Meski demikian, tidak sedikit pula masyarakat yang justru menikmati suasana tersebut. Panggung hiburan dinilai mampu menarik keramaian dan menghidupkan suasana malam di pusat kota.
Di sisi lain, pelaku UMKM yang ikut serta dalam expo berharap kehadiran pengunjung yang ramai, meskipun didorong oleh konser musik, tetap memberikan dampak positif terhadap penjualan.
“Kami berharap tetap ada manfaatnya, karena yang penting orang datang dan melihat produk kami,” kata salah satu pelaku usaha.
Seperti diketahui, Banda Aceh Experience City Expo 2026 merupakan bagian dari rangkaian Rapat Kerja Komisariat Wilayah (Rakerkomwil) I APEKSI serta peringatan Hari Ulang Tahun ke-821 Kota Banda Aceh.
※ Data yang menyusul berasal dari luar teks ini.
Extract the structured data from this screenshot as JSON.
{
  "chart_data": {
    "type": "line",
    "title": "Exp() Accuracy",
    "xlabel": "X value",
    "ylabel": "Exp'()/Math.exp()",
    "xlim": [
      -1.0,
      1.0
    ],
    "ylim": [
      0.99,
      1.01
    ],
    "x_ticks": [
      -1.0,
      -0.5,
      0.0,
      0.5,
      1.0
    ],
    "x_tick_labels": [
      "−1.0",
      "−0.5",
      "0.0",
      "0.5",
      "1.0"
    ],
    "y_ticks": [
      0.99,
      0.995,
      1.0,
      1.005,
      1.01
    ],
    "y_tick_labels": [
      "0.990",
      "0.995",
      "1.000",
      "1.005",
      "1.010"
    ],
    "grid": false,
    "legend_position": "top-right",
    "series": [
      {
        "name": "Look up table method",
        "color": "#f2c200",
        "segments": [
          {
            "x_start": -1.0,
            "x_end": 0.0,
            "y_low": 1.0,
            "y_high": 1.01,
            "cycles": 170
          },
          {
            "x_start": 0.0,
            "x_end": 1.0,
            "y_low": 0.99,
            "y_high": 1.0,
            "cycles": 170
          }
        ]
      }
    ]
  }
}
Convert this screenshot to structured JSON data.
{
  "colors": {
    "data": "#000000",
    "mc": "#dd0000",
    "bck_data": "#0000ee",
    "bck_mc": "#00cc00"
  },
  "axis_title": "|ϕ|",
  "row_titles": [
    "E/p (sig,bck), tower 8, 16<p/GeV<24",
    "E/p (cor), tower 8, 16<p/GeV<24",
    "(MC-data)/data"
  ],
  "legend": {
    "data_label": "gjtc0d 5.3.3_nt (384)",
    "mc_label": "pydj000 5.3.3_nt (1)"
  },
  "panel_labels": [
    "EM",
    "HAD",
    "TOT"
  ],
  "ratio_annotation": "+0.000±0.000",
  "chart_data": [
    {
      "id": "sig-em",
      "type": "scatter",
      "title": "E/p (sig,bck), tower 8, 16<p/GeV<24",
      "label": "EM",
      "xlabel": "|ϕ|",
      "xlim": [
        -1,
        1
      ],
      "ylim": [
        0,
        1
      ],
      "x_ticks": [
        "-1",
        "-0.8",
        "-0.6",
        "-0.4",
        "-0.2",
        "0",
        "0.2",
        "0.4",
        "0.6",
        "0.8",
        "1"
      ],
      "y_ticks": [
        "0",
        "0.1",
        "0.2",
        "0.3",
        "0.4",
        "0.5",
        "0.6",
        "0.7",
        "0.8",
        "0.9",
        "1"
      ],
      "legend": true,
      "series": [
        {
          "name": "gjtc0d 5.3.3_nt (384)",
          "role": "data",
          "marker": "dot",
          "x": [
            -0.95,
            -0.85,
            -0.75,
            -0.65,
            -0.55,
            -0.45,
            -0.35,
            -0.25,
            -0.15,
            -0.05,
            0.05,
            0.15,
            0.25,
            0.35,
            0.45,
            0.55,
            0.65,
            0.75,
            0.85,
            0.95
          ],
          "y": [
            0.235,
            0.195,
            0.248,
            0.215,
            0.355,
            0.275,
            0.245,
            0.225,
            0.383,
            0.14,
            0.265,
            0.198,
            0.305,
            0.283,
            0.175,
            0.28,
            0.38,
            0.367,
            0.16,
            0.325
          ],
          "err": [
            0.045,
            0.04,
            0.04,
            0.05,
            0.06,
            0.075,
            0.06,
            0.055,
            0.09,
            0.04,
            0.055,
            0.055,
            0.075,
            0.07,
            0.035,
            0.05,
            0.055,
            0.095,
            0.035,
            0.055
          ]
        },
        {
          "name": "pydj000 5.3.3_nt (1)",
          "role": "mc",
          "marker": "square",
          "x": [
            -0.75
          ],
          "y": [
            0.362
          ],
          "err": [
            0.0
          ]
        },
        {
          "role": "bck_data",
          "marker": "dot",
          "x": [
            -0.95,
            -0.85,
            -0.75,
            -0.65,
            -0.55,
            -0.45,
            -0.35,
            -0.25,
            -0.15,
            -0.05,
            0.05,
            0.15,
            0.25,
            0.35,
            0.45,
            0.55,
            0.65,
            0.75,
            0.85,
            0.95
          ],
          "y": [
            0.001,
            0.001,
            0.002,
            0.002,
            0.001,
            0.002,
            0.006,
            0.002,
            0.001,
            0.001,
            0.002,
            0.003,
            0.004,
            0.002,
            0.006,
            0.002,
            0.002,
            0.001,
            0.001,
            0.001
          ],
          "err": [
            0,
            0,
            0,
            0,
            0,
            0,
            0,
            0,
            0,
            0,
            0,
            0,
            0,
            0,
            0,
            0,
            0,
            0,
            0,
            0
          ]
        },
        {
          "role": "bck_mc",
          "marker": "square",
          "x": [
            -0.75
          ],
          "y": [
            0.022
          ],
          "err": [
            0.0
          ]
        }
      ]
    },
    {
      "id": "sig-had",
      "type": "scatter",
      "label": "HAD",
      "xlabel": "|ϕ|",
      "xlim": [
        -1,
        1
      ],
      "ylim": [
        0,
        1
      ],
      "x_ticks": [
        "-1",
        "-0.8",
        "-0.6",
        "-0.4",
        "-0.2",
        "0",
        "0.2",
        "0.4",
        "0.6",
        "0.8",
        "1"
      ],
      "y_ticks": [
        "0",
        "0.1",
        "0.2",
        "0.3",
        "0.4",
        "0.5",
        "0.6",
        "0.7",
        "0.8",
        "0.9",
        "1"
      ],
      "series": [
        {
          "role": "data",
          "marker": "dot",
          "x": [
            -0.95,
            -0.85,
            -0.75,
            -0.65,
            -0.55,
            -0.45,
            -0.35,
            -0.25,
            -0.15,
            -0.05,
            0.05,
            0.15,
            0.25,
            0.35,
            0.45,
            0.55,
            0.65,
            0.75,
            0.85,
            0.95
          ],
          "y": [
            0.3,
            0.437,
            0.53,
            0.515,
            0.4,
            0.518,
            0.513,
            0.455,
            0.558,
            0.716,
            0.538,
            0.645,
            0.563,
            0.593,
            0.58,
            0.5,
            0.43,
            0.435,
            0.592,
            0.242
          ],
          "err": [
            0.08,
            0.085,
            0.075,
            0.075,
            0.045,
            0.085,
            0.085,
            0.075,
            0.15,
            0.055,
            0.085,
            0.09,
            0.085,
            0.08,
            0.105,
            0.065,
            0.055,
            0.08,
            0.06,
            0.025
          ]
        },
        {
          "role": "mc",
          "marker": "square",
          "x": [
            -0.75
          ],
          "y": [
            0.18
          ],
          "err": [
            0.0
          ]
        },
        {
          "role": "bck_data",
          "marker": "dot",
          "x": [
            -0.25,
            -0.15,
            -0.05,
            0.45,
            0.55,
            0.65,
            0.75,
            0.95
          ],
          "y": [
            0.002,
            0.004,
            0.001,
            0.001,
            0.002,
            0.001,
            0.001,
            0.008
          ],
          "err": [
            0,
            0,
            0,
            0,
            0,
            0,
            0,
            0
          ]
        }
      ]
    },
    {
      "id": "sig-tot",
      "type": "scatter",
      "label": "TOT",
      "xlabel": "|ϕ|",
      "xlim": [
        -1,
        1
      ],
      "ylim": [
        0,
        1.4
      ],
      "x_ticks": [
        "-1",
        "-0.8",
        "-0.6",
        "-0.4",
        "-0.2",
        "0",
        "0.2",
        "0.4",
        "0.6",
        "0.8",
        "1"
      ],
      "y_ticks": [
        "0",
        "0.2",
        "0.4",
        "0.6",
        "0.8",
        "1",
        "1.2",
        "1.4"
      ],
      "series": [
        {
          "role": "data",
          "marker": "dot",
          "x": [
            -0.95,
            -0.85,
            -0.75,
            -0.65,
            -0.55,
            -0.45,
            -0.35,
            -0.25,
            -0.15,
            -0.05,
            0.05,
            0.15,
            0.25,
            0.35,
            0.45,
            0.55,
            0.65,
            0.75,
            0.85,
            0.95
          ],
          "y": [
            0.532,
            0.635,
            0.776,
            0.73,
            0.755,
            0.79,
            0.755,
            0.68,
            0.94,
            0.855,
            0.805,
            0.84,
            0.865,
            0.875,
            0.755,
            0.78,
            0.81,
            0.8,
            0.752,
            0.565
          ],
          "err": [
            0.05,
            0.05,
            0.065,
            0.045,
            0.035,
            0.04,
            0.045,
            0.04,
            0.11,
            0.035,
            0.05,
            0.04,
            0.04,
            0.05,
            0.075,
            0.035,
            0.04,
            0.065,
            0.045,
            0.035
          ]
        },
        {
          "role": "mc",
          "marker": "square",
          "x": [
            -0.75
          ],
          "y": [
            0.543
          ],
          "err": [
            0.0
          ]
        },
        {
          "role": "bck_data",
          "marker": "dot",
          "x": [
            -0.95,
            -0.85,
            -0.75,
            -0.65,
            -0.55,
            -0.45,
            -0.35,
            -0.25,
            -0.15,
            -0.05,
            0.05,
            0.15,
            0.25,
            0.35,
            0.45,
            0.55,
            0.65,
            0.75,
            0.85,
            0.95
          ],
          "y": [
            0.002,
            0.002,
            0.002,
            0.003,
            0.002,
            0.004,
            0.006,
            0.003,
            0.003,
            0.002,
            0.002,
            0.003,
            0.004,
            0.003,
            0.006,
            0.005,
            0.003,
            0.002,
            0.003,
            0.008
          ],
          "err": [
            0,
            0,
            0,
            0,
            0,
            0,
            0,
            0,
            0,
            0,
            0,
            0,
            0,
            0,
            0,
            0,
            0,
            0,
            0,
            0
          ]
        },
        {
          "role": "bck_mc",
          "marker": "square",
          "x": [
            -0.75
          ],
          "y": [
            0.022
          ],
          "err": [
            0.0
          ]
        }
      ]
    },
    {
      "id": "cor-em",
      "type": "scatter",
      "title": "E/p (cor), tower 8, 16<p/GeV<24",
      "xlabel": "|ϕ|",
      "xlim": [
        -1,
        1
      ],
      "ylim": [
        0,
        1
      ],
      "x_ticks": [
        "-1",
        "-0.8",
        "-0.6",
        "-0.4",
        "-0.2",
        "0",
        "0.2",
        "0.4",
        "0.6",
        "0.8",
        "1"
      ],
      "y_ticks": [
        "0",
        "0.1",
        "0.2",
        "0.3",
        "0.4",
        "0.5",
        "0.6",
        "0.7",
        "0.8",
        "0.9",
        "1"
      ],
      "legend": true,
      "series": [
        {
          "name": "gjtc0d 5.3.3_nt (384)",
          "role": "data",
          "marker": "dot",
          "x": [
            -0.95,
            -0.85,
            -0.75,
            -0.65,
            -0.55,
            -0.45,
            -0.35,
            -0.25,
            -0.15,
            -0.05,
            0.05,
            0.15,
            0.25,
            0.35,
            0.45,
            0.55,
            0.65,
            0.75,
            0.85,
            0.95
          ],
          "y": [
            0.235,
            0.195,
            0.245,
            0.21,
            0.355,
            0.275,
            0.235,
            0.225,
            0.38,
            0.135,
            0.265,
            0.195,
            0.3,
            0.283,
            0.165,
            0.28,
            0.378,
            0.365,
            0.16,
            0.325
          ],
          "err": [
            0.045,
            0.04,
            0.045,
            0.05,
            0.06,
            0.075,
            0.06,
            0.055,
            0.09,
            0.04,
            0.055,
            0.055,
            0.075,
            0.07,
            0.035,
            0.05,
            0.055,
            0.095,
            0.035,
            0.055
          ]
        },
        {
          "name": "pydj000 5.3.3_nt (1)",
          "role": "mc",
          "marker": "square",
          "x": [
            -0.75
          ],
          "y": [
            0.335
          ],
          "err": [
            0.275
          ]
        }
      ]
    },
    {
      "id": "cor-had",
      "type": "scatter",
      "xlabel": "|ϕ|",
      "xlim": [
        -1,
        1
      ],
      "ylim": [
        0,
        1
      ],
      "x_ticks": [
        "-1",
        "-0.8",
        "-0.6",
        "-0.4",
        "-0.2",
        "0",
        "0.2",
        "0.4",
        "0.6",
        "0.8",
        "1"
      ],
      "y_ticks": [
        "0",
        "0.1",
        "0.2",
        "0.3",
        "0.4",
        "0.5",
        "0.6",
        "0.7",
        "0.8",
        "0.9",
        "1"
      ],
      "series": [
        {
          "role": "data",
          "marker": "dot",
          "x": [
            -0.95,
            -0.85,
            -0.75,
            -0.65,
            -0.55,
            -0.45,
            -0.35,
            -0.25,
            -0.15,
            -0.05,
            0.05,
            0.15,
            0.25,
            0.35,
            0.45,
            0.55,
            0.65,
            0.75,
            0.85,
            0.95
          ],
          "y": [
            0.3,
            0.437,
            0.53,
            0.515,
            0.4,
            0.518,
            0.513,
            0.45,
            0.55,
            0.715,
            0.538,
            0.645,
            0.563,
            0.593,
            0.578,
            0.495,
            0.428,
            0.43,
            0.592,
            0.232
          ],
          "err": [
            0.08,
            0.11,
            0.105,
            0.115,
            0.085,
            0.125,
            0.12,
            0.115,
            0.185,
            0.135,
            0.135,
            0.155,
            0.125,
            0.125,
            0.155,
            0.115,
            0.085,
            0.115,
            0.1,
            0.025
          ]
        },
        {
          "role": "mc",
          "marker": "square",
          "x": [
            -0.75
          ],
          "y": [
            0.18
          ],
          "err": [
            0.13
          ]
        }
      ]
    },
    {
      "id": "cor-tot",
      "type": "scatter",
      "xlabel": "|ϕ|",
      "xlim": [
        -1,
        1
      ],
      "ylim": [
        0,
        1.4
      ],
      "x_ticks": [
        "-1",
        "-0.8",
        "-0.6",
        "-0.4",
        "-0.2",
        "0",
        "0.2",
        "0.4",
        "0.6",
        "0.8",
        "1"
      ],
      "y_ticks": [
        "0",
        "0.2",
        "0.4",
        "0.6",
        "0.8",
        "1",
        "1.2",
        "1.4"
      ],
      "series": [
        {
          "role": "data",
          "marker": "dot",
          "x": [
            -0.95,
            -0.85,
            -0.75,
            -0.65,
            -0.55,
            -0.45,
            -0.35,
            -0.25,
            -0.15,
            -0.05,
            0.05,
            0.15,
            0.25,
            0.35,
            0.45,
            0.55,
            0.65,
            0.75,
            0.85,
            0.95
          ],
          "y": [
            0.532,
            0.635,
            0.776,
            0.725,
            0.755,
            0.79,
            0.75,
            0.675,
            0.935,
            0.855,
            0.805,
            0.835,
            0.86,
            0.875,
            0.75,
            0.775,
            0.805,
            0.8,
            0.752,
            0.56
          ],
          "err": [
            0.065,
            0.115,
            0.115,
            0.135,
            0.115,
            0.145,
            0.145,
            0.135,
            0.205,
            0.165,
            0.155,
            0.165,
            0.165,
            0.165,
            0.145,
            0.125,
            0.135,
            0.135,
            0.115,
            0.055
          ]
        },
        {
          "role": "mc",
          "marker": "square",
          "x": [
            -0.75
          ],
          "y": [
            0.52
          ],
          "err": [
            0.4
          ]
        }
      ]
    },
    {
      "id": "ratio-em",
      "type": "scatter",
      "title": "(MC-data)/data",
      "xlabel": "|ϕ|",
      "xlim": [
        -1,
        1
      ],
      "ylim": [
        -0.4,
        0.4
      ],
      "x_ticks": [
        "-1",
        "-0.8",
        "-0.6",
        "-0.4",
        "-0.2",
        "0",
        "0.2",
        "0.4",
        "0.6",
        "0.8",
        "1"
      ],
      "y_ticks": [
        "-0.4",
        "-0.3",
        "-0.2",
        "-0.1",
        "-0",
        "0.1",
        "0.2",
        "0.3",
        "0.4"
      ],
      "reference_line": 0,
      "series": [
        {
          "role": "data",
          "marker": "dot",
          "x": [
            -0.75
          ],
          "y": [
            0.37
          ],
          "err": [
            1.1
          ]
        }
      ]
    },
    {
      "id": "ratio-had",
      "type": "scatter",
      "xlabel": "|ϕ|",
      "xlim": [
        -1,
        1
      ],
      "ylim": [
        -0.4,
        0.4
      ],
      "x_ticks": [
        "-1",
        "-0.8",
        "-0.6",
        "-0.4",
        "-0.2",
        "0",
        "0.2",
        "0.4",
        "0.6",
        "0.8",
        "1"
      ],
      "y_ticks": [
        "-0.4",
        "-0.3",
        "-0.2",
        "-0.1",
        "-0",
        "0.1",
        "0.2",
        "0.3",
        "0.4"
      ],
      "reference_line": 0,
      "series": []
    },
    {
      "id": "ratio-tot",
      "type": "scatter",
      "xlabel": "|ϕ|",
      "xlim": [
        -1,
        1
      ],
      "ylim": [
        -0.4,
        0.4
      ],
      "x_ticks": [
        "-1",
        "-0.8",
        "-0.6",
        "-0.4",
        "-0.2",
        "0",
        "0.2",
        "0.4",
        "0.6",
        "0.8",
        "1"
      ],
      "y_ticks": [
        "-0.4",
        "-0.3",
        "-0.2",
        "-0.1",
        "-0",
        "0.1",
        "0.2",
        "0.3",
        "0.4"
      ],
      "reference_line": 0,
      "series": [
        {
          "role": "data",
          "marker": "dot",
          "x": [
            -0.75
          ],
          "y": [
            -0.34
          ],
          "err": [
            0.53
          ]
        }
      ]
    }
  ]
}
Pemerintah Kota Banda Aceh sebelumnya menyebut kegiatan ini dirancang dengan konsep experience city, yang menggabungkan unsur ekonomi, budaya, interaksi, dan hiburan dalam satu rangkaian kegiatan.
Hingga kini, kegiatan expo masih berlangsung dan diharapkan dapat terus memberikan ruang bagi masyarakat serta pelaku usaha untuk berpartisipasi dan merasakan manfaatnya. []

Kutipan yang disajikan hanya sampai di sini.